Tutto questo lo vediamo meglio nel secondo filone, quando i due amanti praticano il loro amore riproducendo elementi del Giardino e del Trittico in genere. Pensiamo ad esempio alla valigia, in cui Claudine e Chris si rinchiudono per raffigurare l’immagine della conchiglia da cui fuoriescono le gambe di due persone, o quando Chris cerca di mantenere in equilibrio sul suo capo l’uovo quale simbolo dell’armonia del tutto, oppure la sequenza della fontana, fino alla luna in nylon in cui si consuma il piacere, senza dimenticare il pentagramma che Claudine dipinge sulle natiche di Chris, e altri esempi come il rospo e i gusti del palato.
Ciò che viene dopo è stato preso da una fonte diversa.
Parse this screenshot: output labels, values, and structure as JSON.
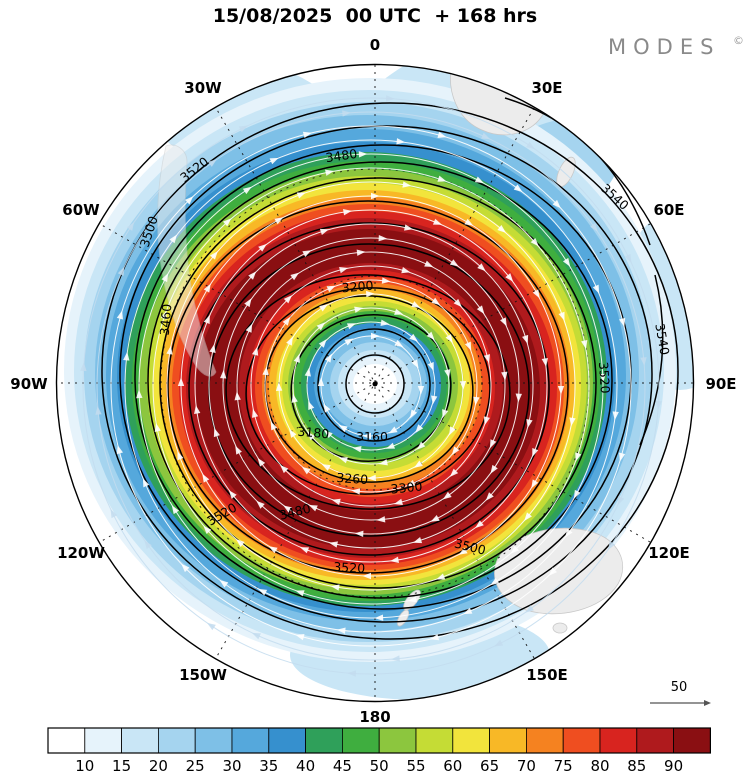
{
  "branding": {
    "logo_text": "MODES",
    "logo_mark": "©"
  },
  "chart_data": {
    "type": "filled-contour-map",
    "projection": "southern-hemisphere polar stereographic",
    "title": "15/08/2025  00 UTC  + 168 hrs",
    "longitude_labels": [
      "0",
      "30E",
      "60E",
      "90E",
      "120E",
      "150E",
      "180",
      "150W",
      "120W",
      "90W",
      "60W",
      "30W"
    ],
    "contour_interval": 20,
    "contour_labels": [
      "3480",
      "3520",
      "3500",
      "3460",
      "3540",
      "3540",
      "3520",
      "3200",
      "3180",
      "3160",
      "3260",
      "3300",
      "3480",
      "3520",
      "3500",
      "3520"
    ],
    "colorbar": {
      "ticks": [
        10,
        15,
        20,
        25,
        30,
        35,
        40,
        45,
        50,
        55,
        60,
        65,
        70,
        75,
        80,
        85,
        90
      ],
      "colors": [
        "#ffffff",
        "#e6f3fb",
        "#c9e6f6",
        "#a5d4ef",
        "#7ec0e7",
        "#55a8dc",
        "#3690ce",
        "#2fa05a",
        "#3fae3f",
        "#8cc63e",
        "#c5dc35",
        "#f2e43c",
        "#f8b826",
        "#f58220",
        "#ef4e20",
        "#d8241f",
        "#af1a1d",
        "#8a0f12"
      ]
    },
    "wind_reference_label": "50",
    "map_colors": {
      "land": "#ececec",
      "coast": "#c8c8c8",
      "contour": "#000000",
      "grid": "#111111",
      "streamline": "#ffffff",
      "streamline_pale": "#c3dcee",
      "background": "#ffffff",
      "logo": "#8a8a8a"
    }
  }
}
Che dire allora di questi due innamorati, che riproducono il Giardino delle delizie, con l’intenzione di affermare la vita al di là della sofferenza inaggirabile, rinnegando il peccato, il pentimento, la trascendenza, immortalando tutto in una telecamera, anche se sanno benissimo che prima o poi Claudine se ne andrà per sempre, segnata da quel male incurabile, che guarda caso è il cancro alla gola, se per gola intendiamo l’organo del desiderio, della golosità, della vita insaziabile...? Come ho ribadito, quest’opera va rivista alla luce delle due successive, perché soltanto così possiamo capire che il Giardino delle delizie è il manifesto esistenziale della coscienza offesa, che rinnegando le false teodicee, cerca nella finitezza del reale, quell’eternità che soltanto l’estetica, seppure nella sua idealità, può riprodurre. Ma allora l’estetica, l’arte, il quadro stesso diventano un tramite di conciliazione tra i mortali e il divino, e soltanto così si potrà entrare in quel quadro vivente che è I colori della passione, per contemplare con religioso disincanto il calvario di un’umanità macerata nel corpo di Cristo. Una volta diventati corpo di quel corpo, riusciremo dal quadro, e forse ricorderemo il Giardino delle delizie come un semplice inizio, umanissimo, verso un divino che si nasconde e soltanto nell’Onirico trapela, per restituirci alla possibilità di incontrare l’esistenza risorgere a se stessa nell’angoscia di Adam-Kierkegaard.